Die Wurzeln gehen allerdings viel weiter zurück.
E. Aron und andere verweisen z.B. auf Untersuchungen von Iwan Pawlow (1849-1936), C.G.Jung (1875-1969) oder J. Kagan (*1929).
Den "frühesten" Verweis auf Werke von Dr. Carl Ludwig Friedrich Freiherr von Reichenbach ("Der sensitive Mensch und sein Verhalten zum Ode", 1854) findet man bei E. Reichardt.

Durch eine Vielzahl von Studien gilt es mittlerweile als gesichert, dass manche Menschen anders oder besonders stark auf Reize reagieren.

Im Juni 2014 wurde eine Studie, an der Aron und Aron beteiligt waren, veröffentlicht, in der mittels der funktionellen Magnetresonanztomographie (fMRT) Unterschiede in der Reizverarbeitung eindeutig festgestellt wurden.

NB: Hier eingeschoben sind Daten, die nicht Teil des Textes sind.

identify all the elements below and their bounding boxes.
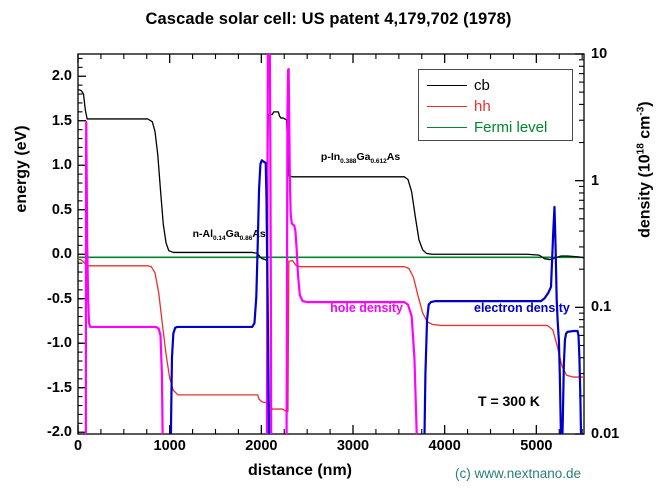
legend-label-2: Fermi level bbox=[474, 120, 547, 135]
legend-swatch-0 bbox=[427, 85, 467, 86]
legend-item-cb: cb bbox=[427, 75, 572, 96]
chart-canvas: Cascade solar cell: US patent 4,179,702 … bbox=[0, 0, 657, 499]
series-electron-density bbox=[168, 160, 582, 499]
legend-item-Fermi-level: Fermi level bbox=[427, 117, 572, 138]
legend-label-0: cb bbox=[474, 78, 490, 93]
series-hh bbox=[78, 260, 584, 412]
legend-label-1: hh bbox=[474, 99, 491, 114]
legend-item-hh: hh bbox=[427, 96, 572, 117]
legend-swatch-2 bbox=[427, 127, 467, 128]
legend-swatch-1 bbox=[427, 106, 467, 107]
chart-legend: cbhhFermi level bbox=[418, 69, 573, 141]
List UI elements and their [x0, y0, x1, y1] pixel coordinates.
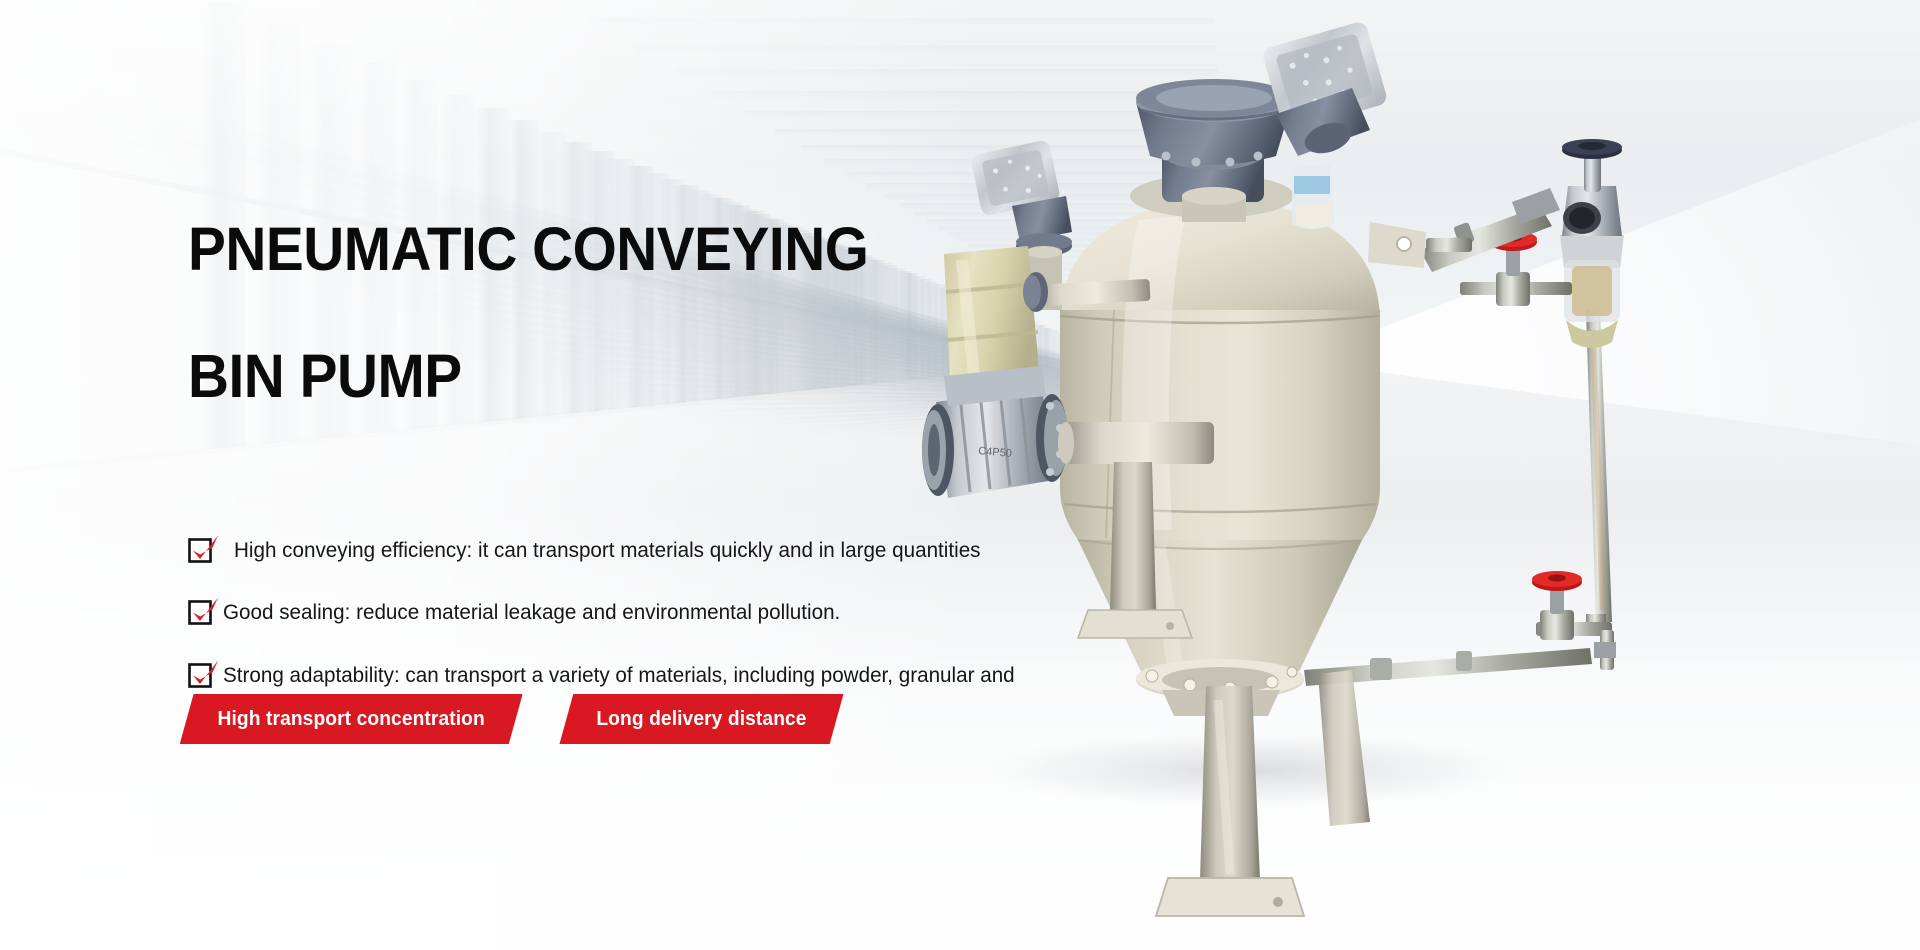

Ebenfalls in 2014 erforschte die Wissenschaftlerin B. Trappmann den Zusammenhang von Hochsensitivität und intuitiver Wahrnehmung.

Was bedeutet das in der Praxis?

Reizoffenheit

Die Menge der Reize, die auf einen Menschen einströmen, ist für alle gleich. Hochsensitive Menschen können auch nicht besser sehen, hören, riechen, schmecken oder fühlen. Der Unterschied besteht darin, dass Reize eher und intensiver ins Bewusstsein gelangen und beachtet werden wollen.
Es wird weniger als Spam aussortiert, auch Feinheiten werden zur Kenntnis genommen.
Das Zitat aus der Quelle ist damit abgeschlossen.